The data set in this tutorial will have 15 instances of data, annotated by 3 annotators. The possible labels will be `[0, 1, 2, 3, None]`:

In [2]:
test_annotations = {"a": [None, None, None, None, None, 1, 3, 0, 1, 0, 0, 2, 2, None, 2],
                    "b": [0, None, 1, 0, 2, 2, 3, 2, None, None, None, None, None, None, None],
                    "c": [None, None, 1, 0, 2, 3, 3, None, 1, 0, 0, 2, 2, None, 3]}

In [3]:
df = pd.DataFrame(test_annotations)
labels = [0, 1, 2, 3] # Note that you don't need to specify the presence of None labels

Initialise the instance:

In [4]:
bidis = BiDisagreements(df, labels)

We can get a summary of the number of instances of data where no disagreements occurred, where 1 disagreement occurred (bidisagreement), where 2 disagreements occurred (tridisagreement), and where even more disagreements occurred:

In [5]:
bidis.agreements_summary()

Number of instances with:
No disagreement: 9
Bidisagreement: 2
Tridisagreement: 1
More disagreements: 0


(9, 2, 1, 0)

This shows that there are 9 instances of data for which all annotators that labelled it agree. There are 2 instances whereby 2 of the annotators disagree on the label. There is 1 instance where 3 annotators disagree. There are no instances where more than 3 annotators disagree (there are only 3 annotators in this example anyway, so it would be very strange if this wasn't zero!).

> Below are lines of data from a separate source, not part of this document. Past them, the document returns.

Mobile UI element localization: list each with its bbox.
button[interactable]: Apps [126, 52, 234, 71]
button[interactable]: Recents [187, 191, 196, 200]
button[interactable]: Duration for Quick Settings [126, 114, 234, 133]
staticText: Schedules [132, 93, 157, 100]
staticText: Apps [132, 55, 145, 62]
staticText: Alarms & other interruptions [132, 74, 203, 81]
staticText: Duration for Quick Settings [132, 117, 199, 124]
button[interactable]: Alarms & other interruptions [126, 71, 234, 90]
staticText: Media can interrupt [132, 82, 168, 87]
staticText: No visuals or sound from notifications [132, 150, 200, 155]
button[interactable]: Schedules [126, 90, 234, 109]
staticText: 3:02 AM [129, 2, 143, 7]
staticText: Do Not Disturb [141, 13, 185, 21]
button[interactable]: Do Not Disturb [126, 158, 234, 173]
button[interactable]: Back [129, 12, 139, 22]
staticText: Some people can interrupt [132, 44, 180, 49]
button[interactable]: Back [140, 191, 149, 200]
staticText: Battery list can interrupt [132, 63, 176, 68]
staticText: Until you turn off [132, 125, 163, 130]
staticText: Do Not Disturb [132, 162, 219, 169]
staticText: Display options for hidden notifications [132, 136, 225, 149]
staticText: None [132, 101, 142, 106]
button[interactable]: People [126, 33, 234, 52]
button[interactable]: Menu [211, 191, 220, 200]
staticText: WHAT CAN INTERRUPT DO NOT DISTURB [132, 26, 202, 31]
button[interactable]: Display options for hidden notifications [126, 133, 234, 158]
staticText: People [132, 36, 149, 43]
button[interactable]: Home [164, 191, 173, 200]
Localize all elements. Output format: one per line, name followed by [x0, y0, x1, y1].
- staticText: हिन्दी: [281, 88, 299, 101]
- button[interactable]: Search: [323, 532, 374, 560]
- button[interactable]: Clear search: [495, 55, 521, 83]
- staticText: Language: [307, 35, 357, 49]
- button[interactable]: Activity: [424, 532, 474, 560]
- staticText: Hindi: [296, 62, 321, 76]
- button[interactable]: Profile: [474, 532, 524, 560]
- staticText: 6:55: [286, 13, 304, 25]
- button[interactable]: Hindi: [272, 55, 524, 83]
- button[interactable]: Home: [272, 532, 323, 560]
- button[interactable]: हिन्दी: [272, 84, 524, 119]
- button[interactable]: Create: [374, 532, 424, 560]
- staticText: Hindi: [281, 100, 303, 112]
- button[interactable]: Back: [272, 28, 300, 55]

If you want to just have a look at the bidisagreements visually, then you can return a matrix representing the disagreements, and plot it however you like. Element $(i, j)$ is the number of bidisagreements between label $i$ and label $j$.

In [6]:
mat = bidis.agreements_matrix()
mat_normalised = bidis.agreements_matrix(normalise=True)

In [7]:
print(mat)
print(mat_normalised)

[[0. 0. 2. 0.]
 [0. 0. 0. 0.]
 [2. 0. 0. 2.]
 [0. 0. 2. 0.]]
[[0.  0.  0.5 0. ]
 [0.  0.  0.  0. ]
 [0.5 0.  0.  0.5]
 [0.  0.  0.5 0. ]]


As we've seen when using the `agreements_summary` method, there were two bidisagreements. This matrix shows that 2 of these come from a disagreement between labels 2 and 0, and the other 2 come from labels 2 and 3. 

At this small scale, it's not very useful, but when you have 10s of thousands of labels, this can be really useful for quickly identifying where large disagreements are coming from. Once you can pinpoint where the disagreement comes from, you can go about modifying annotation schema and/or label types.

Addressing these issues is essential to building datasets robust to machine learning algorithms. If your annotations are frought with disagreements, then any machine learning model will not be reliable.